August 9, 2023
August 9, 2023
Present
Geoffrey Fox, Piotr Luszczek, Juri Papay, Feiyi Wang, Wes Brewer, Gregor von Laszewski, Christine Kirkpatrick, Mallikarjun Shankar, Gregg Barrett, Yuhan Rao
Tentative Agenda
- Any new members
- Foundation Models
- Trillion Parameter Consortium with Rick Stevens's Introduction at https://docs.google.com/presentation/d/1Ca3GWPXuyH7mMT7EGZghTfZzl3h12KO1/edit?usp=drive_link\&ouid=105600120876664593806\&rtpof=true\&sd=true and
- https://northwestern.zoom.us/rec/play/zJaoTsbYfw4h81n47fwoewp1N_RXZ7urHApjC_HBsA1nGOhAZLVr6fDdMza3LpfzI3m1MiVVzZAsw_W7.7K7HfHGUMtdoqoAO?canPlayFromShare=true\&from=share_recording_detail\&startTime=1690985138000
- Features of a Science Foundation Model https://docs.google.com/document/d/1O5JZNoX3dyjJ-XGdfOzocsNm2M2QAH8E_bCKz8UAdOk/edit?usp=sharing
- NASA IBM Geospatial/Remote Sensing Foundation Model https://research.ibm.com/blog/nasa-hugging-face-ibm
- Using Benchmarking Data to Inform Decisions Related to Machine Learning Resource Efficiency (Continued) https://docs.google.com/document/d/1gOKA8BnlJnsTAELWFSmL7Fl7kJej_UrNH-FVXbZFxGI/edit?usp=sharing
- Benchmark Carpentry https://docs.google.com/document/d/15YIlAWOBA2_xjXkTnAZmaw003Jh4eqURVZYQHhdGYdQ/edit#heading=h.fa0u4qc1plw5
- AI Readiness of MLCommons Science (Continued) https://docs.google.com/document/d/1NbL-VdkrY9jzPxveOys2RCK8TdEJ7O5wgnxjAgzK-rE/edit?usp=sharing
Foundation Models
- The meeting largely discussed this topic
- Geoffrey Fox updated his previous presentation with information from the TPC Meeting August 2-3 at Argonne https://docs.google.com/presentation/d/1WdWaFyZ6JplDvXeV7aXIirUmUEZ4BPWR3_YTDfn9acg/edit?usp=sharing
- Feiyi Wang noted that Oak Ridge had trained a Science LLM on 200 million science papers.

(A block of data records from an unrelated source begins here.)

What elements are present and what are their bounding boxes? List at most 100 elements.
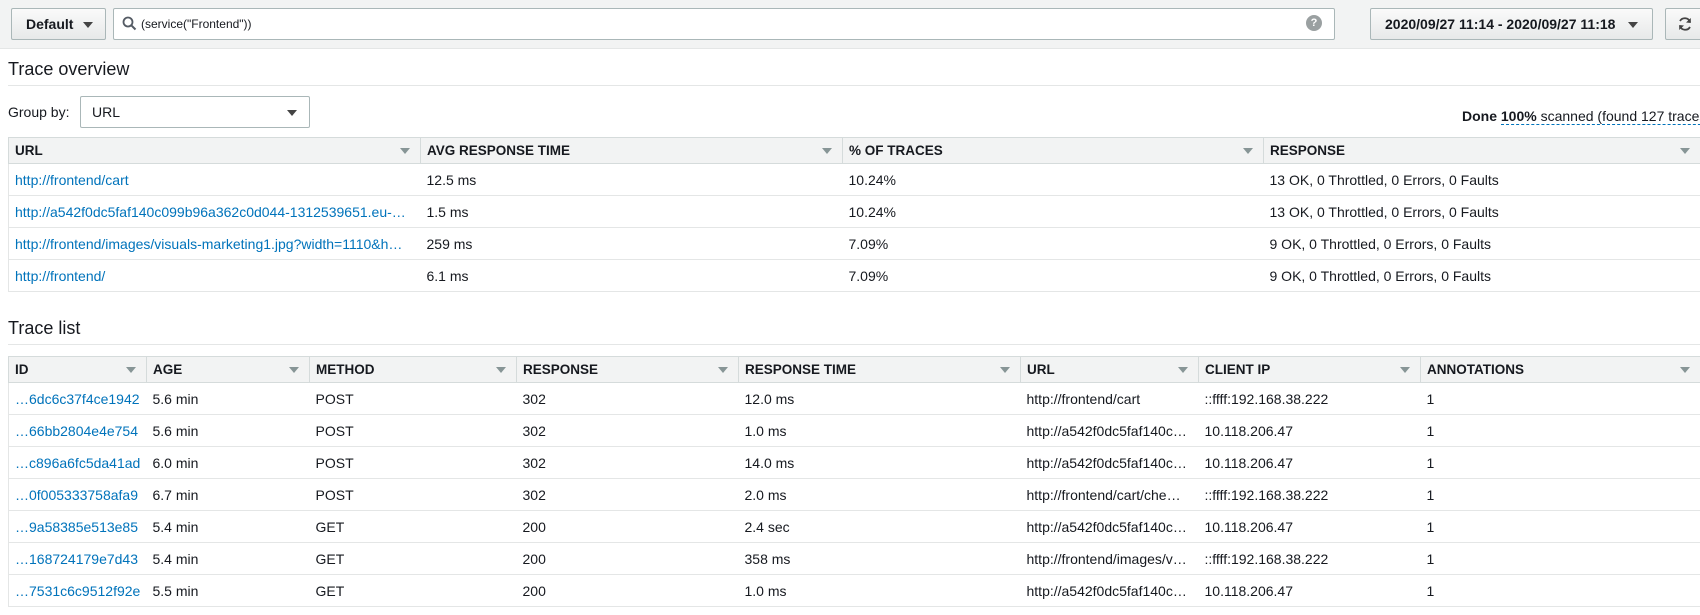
method-cell: GET [309,574,517,607]
annotations-cell: 1 [1420,446,1700,479]
response-time-cell: 1.0 ms [738,574,1021,607]
sort-caret-icon [400,148,410,154]
trace-id-link[interactable]: …9a58385e513e85 [8,510,147,543]
trace-overview-table: URL AVG RESPONSE TIME % OF TRACES RESPON… [8,137,1700,292]
trace-id-link[interactable]: …7531c6c9512f92e [8,574,147,607]
refresh-icon [1679,17,1691,31]
method-cell: GET [309,542,517,575]
column-header-response[interactable]: RESPONSE [516,356,739,383]
client-ip-cell: 10.118.206.47 [1198,510,1421,543]
url-link[interactable]: http://frontend/ [8,259,421,292]
column-header-label: ID [15,362,29,377]
filter-search-input[interactable]: (service("Frontend")) ? [113,8,1335,40]
top-toolbar: Default (service("Frontend")) ? 2020/09/… [0,0,1700,49]
column-header-label: METHOD [316,362,375,377]
annotations-cell: 1 [1420,478,1700,511]
response-code-cell: 302 [516,382,739,415]
table-row[interactable]: …c896a6fc5da41ad 6.0 min POST 302 14.0 ms htt… [8,446,1700,479]
trace-list-title: Trace list [8,318,81,338]
trace-id-link[interactable]: …66bb2804e4e754 [8,414,147,447]
percent-of-traces-cell: 10.24% [842,195,1264,228]
annotations-cell: 1 [1420,574,1700,607]
table-header-row: URL AVG RESPONSE TIME % OF TRACES RESPON… [8,137,1700,164]
trace-id-link[interactable]: …c896a6fc5da41ad [8,446,147,479]
help-icon[interactable]: ? [1306,15,1322,31]
column-header-url[interactable]: URL [1020,356,1199,383]
scan-status-rest: scanned (found 127 traces) [1540,108,1700,124]
response-code-cell: 302 [516,446,739,479]
group-dropdown-label: Default [26,16,74,32]
response-summary-cell: 13 OK, 0 Throttled, 0 Errors, 0 Faults [1263,195,1700,228]
table-row[interactable]: …168724179e7d43 5.4 min GET 200 358 ms http:/… [8,542,1700,575]
column-header-annotations[interactable]: ANNOTATIONS [1420,356,1700,383]
table-row[interactable]: http://frontend/6.1 ms 7.09% 9 OK, 0 Throt… [8,259,1700,292]
column-header-response[interactable]: RESPONSE [1263,137,1700,164]
avg-response-time-cell: 12.5 ms [420,163,843,196]
client-ip-cell: ::ffff:192.168.38.222 [1198,542,1421,575]
sort-caret-icon [496,367,506,373]
column-header-response-time[interactable]: RESPONSE TIME [738,356,1021,383]
refresh-button[interactable] [1665,8,1700,40]
column-header-label: AVG RESPONSE TIME [427,143,571,158]
column-header-id[interactable]: ID [8,356,147,383]
table-row[interactable]: …7531c6c9512f92e 5.5 min GET 200 1.0 ms http:… [8,574,1700,607]
column-header-method[interactable]: METHOD [309,356,517,383]
response-time-cell: 12.0 ms [738,382,1021,415]
table-row[interactable]: http://frontend/images/visuals-marketing… [8,227,1700,260]
time-range-label: 2020/09/27 11:14 - 2020/09/27 11:18 [1385,16,1616,32]
group-by-select[interactable]: URL [80,96,310,128]
url-cell: http://frontend/images/v… [1020,542,1199,575]
age-cell: 5.6 min [146,414,310,447]
trace-id-link[interactable]: …0f005333758afa9 [8,478,147,511]
column-header-label: URL [1027,362,1055,377]
column-header-label: URL [15,143,43,158]
column-header-percent-of-traces[interactable]: % OF TRACES [842,137,1264,164]
annotations-cell: 1 [1420,382,1700,415]
column-header-age[interactable]: AGE [146,356,310,383]
method-cell: POST [309,382,517,415]
response-code-cell: 302 [516,478,739,511]
time-range-button[interactable]: 2020/09/27 11:14 - 2020/09/27 11:18 [1370,8,1653,40]
scan-status-done: Done [1462,108,1497,124]
sort-caret-icon [1178,367,1188,373]
sort-caret-icon [718,367,728,373]
column-header-avg-response-time[interactable]: AVG RESPONSE TIME [420,137,843,164]
age-cell: 6.7 min [146,478,310,511]
age-cell: 5.5 min [146,574,310,607]
table-row[interactable]: …0f005333758afa9 6.7 min POST 302 2.0 ms http… [8,478,1700,511]
divider [8,344,1700,345]
sort-caret-icon [1680,148,1690,154]
sort-caret-icon [126,367,136,373]
avg-response-time-cell: 1.5 ms [420,195,843,228]
group-by-value: URL [92,104,121,120]
trace-id-link[interactable]: …6dc6c37f4ce1942 [8,382,147,415]
table-row[interactable]: …6dc6c37f4ce1942 5.6 min POST 302 12.0 ms htt… [8,382,1700,415]
table-header-row: ID AGE METHOD RESPONSE RESPONSE TIME URL CLIEN… [8,356,1700,383]
trace-overview-title: Trace overview [8,59,130,79]
table-row[interactable]: http://a542f0dc5faf140c099b96a362c0d044-… [8,195,1700,228]
column-header-client-ip[interactable]: CLIENT IP [1198,356,1421,383]
scan-status-detail[interactable]: 100% scanned (found 127 traces) [1500,108,1700,125]
age-cell: 5.6 min [146,382,310,415]
table-row[interactable]: …9a58385e513e85 5.4 min GET 200 2.4 sec http:… [8,510,1700,543]
column-header-label: RESPONSE [1270,143,1346,158]
response-summary-cell: 9 OK, 0 Throttled, 0 Errors, 0 Faults [1263,227,1700,260]
url-link[interactable]: http://frontend/cart [8,163,421,196]
url-cell: http://frontend/cart [1020,382,1199,415]
response-code-cell: 200 [516,574,739,607]
caret-down-icon [1628,22,1638,28]
group-dropdown-button[interactable]: Default [11,8,106,40]
column-header-url[interactable]: URL [8,137,421,164]
response-code-cell: 200 [516,542,739,575]
table-row[interactable]: …66bb2804e4e754 5.6 min POST 302 1.0 ms http:… [8,414,1700,447]
url-link[interactable]: http://frontend/images/visuals-marketing… [8,227,421,260]
trace-id-link[interactable]: …168724179e7d43 [8,542,147,575]
table-row[interactable]: http://frontend/cart 12.5 ms 10.24% 13 OK, … [8,163,1700,196]
divider [8,85,1700,86]
avg-response-time-cell: 6.1 ms [420,259,843,292]
column-header-label: RESPONSE [523,362,599,377]
url-link[interactable]: http://a542f0dc5faf140c099b96a362c0d044-… [8,195,421,228]
response-code-cell: 302 [516,414,739,447]
sort-caret-icon [822,148,832,154]
response-time-cell: 2.0 ms [738,478,1021,511]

- This used Frontier while Argonne will use Polaris followed by Aurora
- Yuhan Rao asked if they had looked at Semantic Scholars? They have the corpus of published literatures on AWS S3. - https://www.semanticscholar.org/
- Oak Ridge is a partner in TPC
- We discussed the need for descriptors of datasets to inform foundation model pipeline
- Yuhan (Douglas) Rao noted the relevance of Open Data Cube https://www.opendatacube.org/ as a scientific data API
- We noted that Foundation models allowed a new perspective on Long Tail versus Big Science. The Foundation model would be resource where long tail data could be accumulated with great value.
- We discussed a mixture of experts as in LLM ans as needed for different modalities of Science data
- Geoffrey had talked to Murali Emani at Argonne TPC meeting and Murali thought that the HPC group would be interested in TPC/Foundation models.
Other Items
- Gregor noted that the Cyprus paper had been accepted and wondered if one of UK team wanted to present. https://sites.google.com/vols.utk.edu/rewords23/home, https://www.escience-conference.org/2023/, https://github.com/cyberaide/paper-cloudmesh-cc-ieee-5-pages/blob/main/vonLaszewski-cloudmesh-cc.pdf
- We discussed accounts on Summit which will be retired at the end of the calendar year. Feiyi asked us to make clear our requests for Summit use should be sent to him.